AJR Am J Roentgenol. 2013 Dec;201(6):1171-9
Authors: Millet I, Alili C, Bouic-Pages E, Curros-Doyon F, Nagot N, Taourel P
OBJECTIVE. The purpose of this study was to assess whether the availability of clinicobiologic findings would affect the diagnostic performance of CT of elderly emergency department patients with nontraumatic acute abdominal pain.

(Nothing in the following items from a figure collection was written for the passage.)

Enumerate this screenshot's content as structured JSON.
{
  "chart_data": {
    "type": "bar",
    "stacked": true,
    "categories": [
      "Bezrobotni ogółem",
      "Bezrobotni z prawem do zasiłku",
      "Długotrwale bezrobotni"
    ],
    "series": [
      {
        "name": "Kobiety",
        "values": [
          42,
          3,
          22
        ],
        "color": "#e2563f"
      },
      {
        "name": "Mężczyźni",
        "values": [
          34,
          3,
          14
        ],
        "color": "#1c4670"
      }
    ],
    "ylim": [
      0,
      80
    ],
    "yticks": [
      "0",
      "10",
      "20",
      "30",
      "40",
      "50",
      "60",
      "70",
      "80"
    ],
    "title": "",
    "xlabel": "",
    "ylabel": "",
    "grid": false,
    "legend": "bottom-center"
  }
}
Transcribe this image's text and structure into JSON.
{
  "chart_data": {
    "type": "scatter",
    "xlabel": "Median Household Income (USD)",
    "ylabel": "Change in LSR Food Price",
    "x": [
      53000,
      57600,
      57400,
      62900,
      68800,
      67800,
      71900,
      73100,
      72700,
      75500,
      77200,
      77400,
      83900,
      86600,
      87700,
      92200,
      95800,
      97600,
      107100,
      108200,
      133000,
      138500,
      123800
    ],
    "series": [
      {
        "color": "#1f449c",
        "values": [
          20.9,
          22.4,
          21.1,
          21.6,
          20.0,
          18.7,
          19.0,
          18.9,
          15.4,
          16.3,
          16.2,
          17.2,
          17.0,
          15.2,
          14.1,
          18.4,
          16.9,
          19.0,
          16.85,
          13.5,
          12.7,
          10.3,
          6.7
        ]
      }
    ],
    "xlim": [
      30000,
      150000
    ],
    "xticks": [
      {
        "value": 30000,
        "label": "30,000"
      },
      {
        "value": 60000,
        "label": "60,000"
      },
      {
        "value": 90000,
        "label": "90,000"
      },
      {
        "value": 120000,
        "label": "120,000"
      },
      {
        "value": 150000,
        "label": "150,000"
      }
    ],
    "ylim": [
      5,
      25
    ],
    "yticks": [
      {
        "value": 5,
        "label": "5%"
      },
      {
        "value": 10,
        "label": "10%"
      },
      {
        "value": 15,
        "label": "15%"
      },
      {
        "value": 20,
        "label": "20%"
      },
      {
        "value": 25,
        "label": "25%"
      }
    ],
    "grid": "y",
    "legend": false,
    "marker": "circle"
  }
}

MATERIALS AND METHODS. The cases of 333 consecutively registered patients 75 years old or older presenting to the emergency department with acute abdominal pain and who underwent CT were retrospectively reviewed by two radiologists blinded or not to the patient's clinicobiologic results. Diagnostic accuracy was calculated according to the level of correctly classified cases in both the entire cohort and a surgical subgroup and was compared between readings performed with and without knowledge of the clinicobiologic findings. Agreement between each reading and the reference diagnosis and interobserver agreement were assessed with kappa statistics. RESULTS. In both the entire cohort (87.4% vs 85.3%, p = 0.07) and the surgical group (94% vs 91%, p = 0.15), there was no significant difference in CT accuracy between diagnoses made when the radiologist was aware and those made when the radiologist was not aware of the clinicobiologic findings. Agreement between the CT diagnosis and the final diagnosis was excellent whether or not the radiologist was aware of the clinicobiologic findings. CONCLUSION. In the care of elderly patients, CT is accurate for diagnosing the cause of acute abdominal pain, particularly when it is of surgical origin, regardless of the availability of clinical and biologic findings. Thus CT interpretation should not be delayed until complete clinicobiologic data are available, and the images should be quickly transmitted to the emergency physician so that appropriate therapy can be begun.